1739 sayılı Milli Eğitim Temel Kanununun 43.
maddesinde; “Öğretmenlik mesleği, devletin eğitim, öğretim ve bununla ilgili
yönetim görevlerini üzerine alan özel bir ihtisas mesleği” olarak
tanımlanmıştır.
Öğretmen
Okulları’nın kuruluşunun 177. yılını kutladığımız 2025 yılının Mart ayında yurtseverler,
çağdaş demokratlar, öğretmenler olarak Türk eğitim düzeninin geldiği bu
durumdan çok üzüntü duymaktayız.
Eğitim
ve öğretim neredeyse tüm alanlarda sorunlarla karşılaşmaktadır.
Ne
oldukları ve nelere hizmet ettikleri tam olarak bilinemeyen tarikatlar
eğitim-öğretim konularına girmektedirler.
Milli
eğitimi ele geçirmek, yönetmek düşüncesi ve girişimleri gözlenmektedir.
Cumhuriyetin
ilerici yurtsever kadroları, tüm dünyaya örnek olan öğretmen yetiştirme
sistemini, Köy Enstitüleri ile gerçekleştirdi.
İyi
ahlaklı, ilerici, çağdaş, bilimsel eğitim sistemini yaratan ve uygulayan insanların
çocukları olarak bu 16 Mart’ta tüm ülkeye seslenebilmeliyiz.
-Köy
Enstitüleri ve Öğretmen Okulları gibi geçmişte başarısı kanıtlanmış öğretmen
yetiştirme sistemlerinden yararlanılmalıdır.
-Yüksek
öğretimde öğretmen yetiştirme çağdaş ve bilimsel içerikli ve donanımlı
olmalıdır.
-Öğretmen
yetiştirme, atama, görevde yükselme ölçütlerinin siyasi etkilerden uzak
tutulması gerekir.
-Öğretmenlerin
aylık ve ödenekleri tümüyle çağdaş bir düzeyde olmalıdır.

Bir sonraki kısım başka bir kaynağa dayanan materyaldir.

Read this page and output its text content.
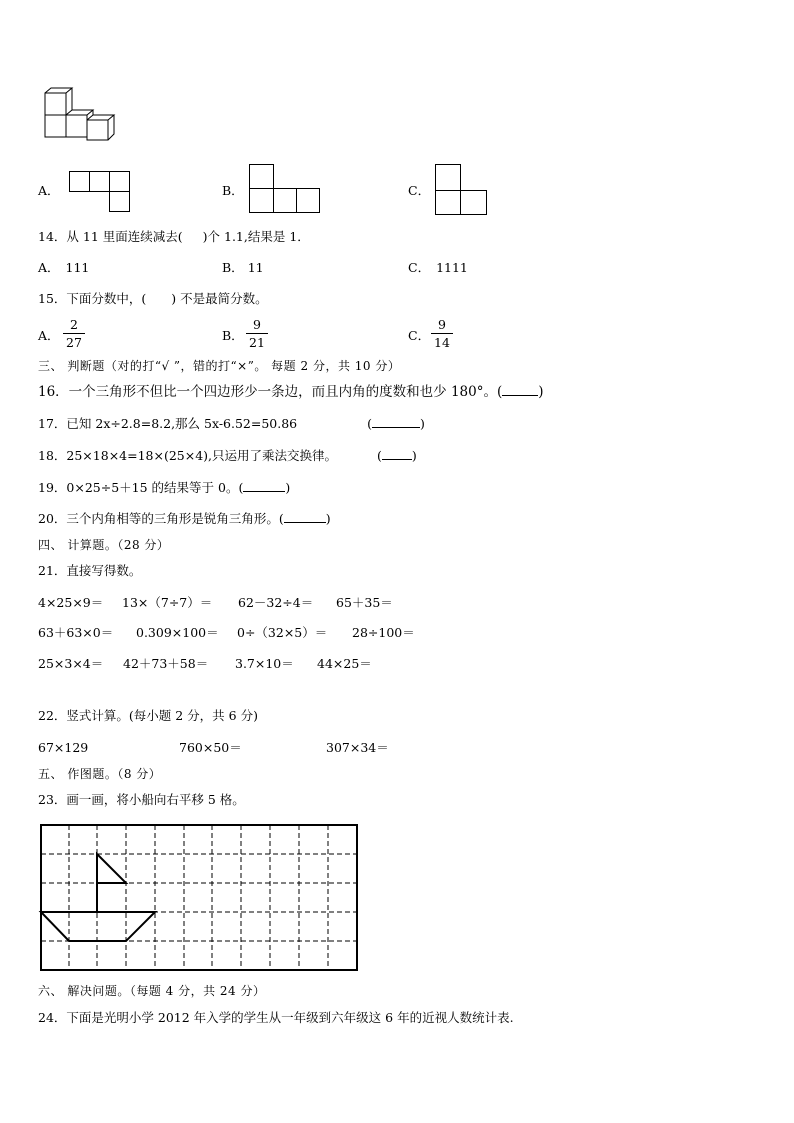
A．	B．	C．
14．从 11 里面连续减去( )个 1.1,结果是 1．
A． 111	B． 11	C． 1111
15．下面分数中，(　　) 不是最简分数。
A．
2
27	B．
9
21	C．
9
14
三、 判断题（对的打“√ ”，错的打“×”。 每题 2 分，共 10 分）
16．一个三角形不但比一个四边形少一条边，而且内角的度数和也少 180°。(	)
17．已知 2x÷2.8=8.2,那么 5x-6.52=50.86	(	)
18．25×18×4=18×(25×4),只运用了乘法交换律。	( )
19．0×25÷5＋15 的结果等于 0。(	)
20．三个内角相等的三角形是锐角三角形。(	)
四、 计算题。（28 分）
21．直接写得数。
4×25×9＝ 13×（7÷7）＝ 62－32÷4＝ 65＋35＝
63＋63×0＝ 0.309×100＝ 0÷（32×5）＝ 28÷100＝
25×3×4＝ 42＋73＋58＝ 3.7×10＝ 44×25＝
22．竖式计算。(每小题 2 分，共 6 分)
67×129	760×50＝	307×34＝
五、 作图题。（8 分）
23．画一画，将小船向右平移 5 格。
六、 解决问题。（每题 4 分，共 24 分）
24．下面是光明小学 2012 年入学的学生从一年级到六年级这 6 年的近视人数统计表.
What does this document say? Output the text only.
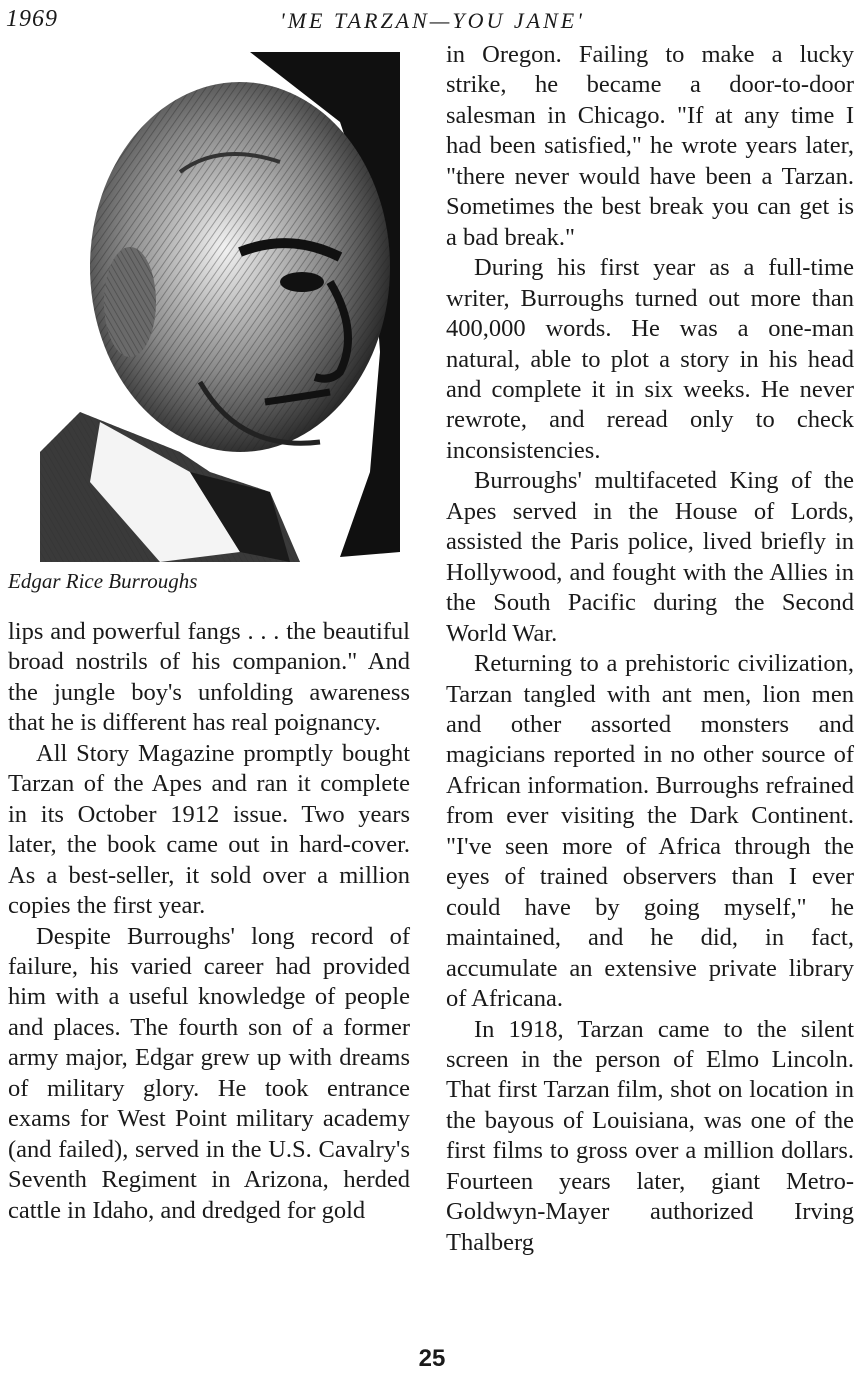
1969	'ME TARZAN—YOU JANE'
Edgar Rice Burroughs

lips and powerful fangs . . . the beautiful broad nostrils of his companion." And the jungle boy's unfolding awareness that he is different has real poignancy.

All Story Magazine promptly bought Tarzan of the Apes and ran it complete in its October 1912 issue. Two years later, the book came out in hard-cover. As a best-seller, it sold over a million copies the first year.

Despite Burroughs' long record of failure, his varied career had provided him with a useful knowledge of people and places. The fourth son of a former army major, Edgar grew up with dreams of military glory. He took entrance exams for West Point military academy (and failed), served in the U.S. Cavalry's Seventh Regiment in Arizona, herded cattle in Idaho, and dredged for gold

in Oregon. Failing to make a lucky strike, he became a door-to-door salesman in Chicago. "If at any time I had been satisfied," he wrote years later, "there never would have been a Tarzan. Sometimes the best break you can get is a bad break."

During his first year as a full-time writer, Burroughs turned out more than 400,000 words. He was a one-man natural, able to plot a story in his head and complete it in six weeks. He never rewrote, and reread only to check inconsistencies.

Burroughs' multifaceted King of the Apes served in the House of Lords, assisted the Paris police, lived briefly in Hollywood, and fought with the Allies in the South Pacific during the Second World War.

Returning to a prehistoric civilization, Tarzan tangled with ant men, lion men and other assorted monsters and magicians reported in no other source of African information. Burroughs refrained from ever visiting the Dark Continent. "I've seen more of Africa through the eyes of trained observers than I ever could have by going myself," he maintained, and he did, in fact, accumulate an extensive private library of Africana.

In 1918, Tarzan came to the silent screen in the person of Elmo Lincoln. That first Tarzan film, shot on location in the bayous of Louisiana, was one of the first films to gross over a million dollars. Fourteen years later, giant Metro-Goldwyn-Mayer authorized Irving Thalberg

25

-Öğretmenlik eğitim ve öğretimi almış olanların öğretmenlik mesleğine
atanmaları daha işlerlikli ve ivedilikli bir düzene oturtulmalıdır.
-Temel öğretim olan "ilkokullara öğretmen"
yetiştirme ve kazandırma kendine özgü öğretim ve eğitim ile sağlanmalıdır.
-Lise, meslek okulları, özel eğitim okulları… için öğretmen
yetiştirme ve kazanma o okulların amacına yönelik düzenlenmelidir.
-Öğretmenlerin
meslek örgütlenmeleri özgürce ve evrensel ölçütlere dayanmalıdır.
-Öğretmenlerin
"meslek içi eğitim" programları yerel ve bölgesel olarak gerekliliğe
göre uygulanmalıdır.
-Devlet
okulları yaygın ve örgün biçimde devletçe kabul görmeli ve "eğitimde
birlik" kesinlikle sağlanmalıdır.
-Devlet
okullarına karşılık, onlara rakip durumda olacak her türlü "özel-paralı
okul" örnekleri uygulamadan kaldırılmalıdır.
-Öğrencilere,
çocuklara, gençlere "destekleme" işlerlikli "özel-paralı kurslar"
açılabilir olmalıdır.
-Eğitim ve
öğretimin her dalında ve sınıfında olabildiğince "iş eğitimi"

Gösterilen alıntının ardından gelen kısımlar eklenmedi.